Having served so long in northern B.C., he is well up on such problems as an increasing call for trades training, how to increase offerings at small secondary schools, how to improve aboriginal student success, how to fit everything into ever-tightening budgets and more.

Small secondary schools, academies and trades training can all be looked at under the same microscope. There's a need for new ideas in all of them, he said.

"What I've seen around the province is that some of the greatest innovation is coming out of small rural secondary schools," he said.

"We used to believe that rural secondary schools had to be helped and compensated for because of their small size. What we see now is that the literature on optimum school sizes is shifting around and the ability of these small schools to be nimble is an asset," he said.

Traditional wisdom said the larger the school, the greater the menu selection of courses, the better the situation for students. That is changing. "As we look into personalized learning, smaller secondary schools can offer programs that are tailored almost to individual students."

Students can spend mornings following a fairly traditional academic timetable but afternoons are around project-based learning, which means getting out into the community and really applying their learning in different ways.

"It's far easier to do in a smaller community where everybody knows everybody than it is if you're Burnaby South with 3,000 kids," he said.

Big schools are starting to divide into pods, acknowledging that "students can't interact well, teachers can't interact well in communities much larger than a hundred." The closeness of a small community can become an asset, Allen said.

"We know learning and relationships go hand in hand. You can't do one without the other."

The skills students learn are different, too.

"The periodic table? You can print that off your phone now. That's not the game. It's being able to use that knowledge, to apply that learning," he said.

While districts are moving towards offering trades and academies, that can still be just part of adding to the menu, he said.

"We have to look at that new ways. That apprenticeship model can be applied to all kinds of learning, getting young people working with motivated, interested experts. That comes down to the community coming into the schools, the kids going out into the community. No school has all those experts in place.

"We want to see hands-on learning earlier. Kindergarten has it, that exploring the environment. But we lose that very quickly in schools."

He said that the province's First Nations Principles of Learning are being seen as an acknowledgement that the holistic, environment-based way of looking at acquiring learning, prevalent in aboriginal cultures, is the way all education should be moving.

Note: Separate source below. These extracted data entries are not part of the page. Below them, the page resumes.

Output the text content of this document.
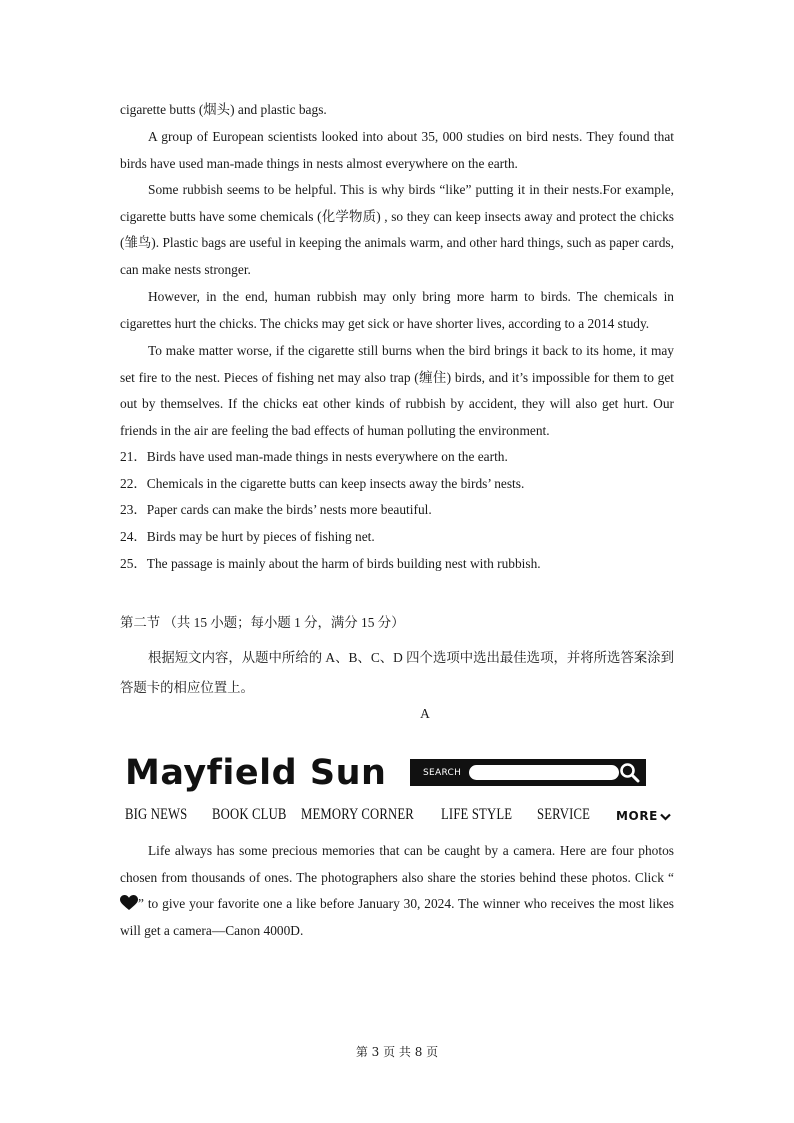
cigarette butts (烟头) and plastic bags.

A group of European scientists looked into about 35, 000 studies on bird nests. They found that birds have used man-made things in nests almost everywhere on the earth.

Some rubbish seems to be helpful. This is why birds “like” putting it in their nests.For example, cigarette butts have some chemicals (化学物质) , so they can keep insects away and protect the chicks (雏鸟). Plastic bags are useful in keeping the animals warm, and other hard things, such as paper cards, can make nests stronger.

However, in the end, human rubbish may only bring more harm to birds. The chemicals in cigarettes hurt the chicks. The chicks may get sick or have shorter lives, according to a 2014 study.

To make matter worse, if the cigarette still burns when the bird brings it back to its home, it may set fire to the nest. Pieces of fishing net may also trap (缠住) birds, and it’s impossible for them to get out by themselves. If the chicks eat other kinds of rubbish by accident, they will also get hurt. Our friends in the air are feeling the bad effects of human polluting the environment.

21．Birds have used man-made things in nests everywhere on the earth.

22．Chemicals in the cigarette butts can keep insects away the birds’ nests.

23．Paper cards can make the birds’ nests more beautiful.

24．Birds may be hurt by pieces of fishing net.

25．The passage is mainly about the harm of birds building nest with rubbish.

第二节 （共 15 小题；每小题 1 分，满分 15 分）

根据短文内容，从题中所给的 A、B、C、D 四个选项中选出最佳选项，并将所选答案涂到答题卡的相应位置上。

A
Mayfield Sun	SEARCH
BIG NEWS BOOK CLUB MEMORY CORNER LIFE STYLE SERVICE MORE

Life always has some precious memories that can be caught by a camera. Here are four photos chosen from thousands of ones. The photographers also share the stories behind these photos. Click “” to give your favorite one a like before January 30, 2024. The winner who receives the most likes will get a camera—Canon 4000D.

第 3 页 共 8 页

Dealing with the many young children who are not ready to start school is a challenge facing many districts but it has been identified as a significant issue in the Valley.

Using adaptable programs has shown that students can catch up quickly, if they are given the right kind of situation, Allen said.

"The Strong Start program is a piece of the answer. But what is the ecosystem the family lives in? And are there families we are missing with programs like Strong Start? A solution takes everyone in the community," he said.

Tight budgets have been challenging school districts for years and solving problems often means taking a new vantage point, he said. "You have to be constantly looking at what you are doing. When there were bags of money around we thought we could just buy success. Ontario tried to do that, but it didn't work. And a little stress on the system can be a good thing," Allen said.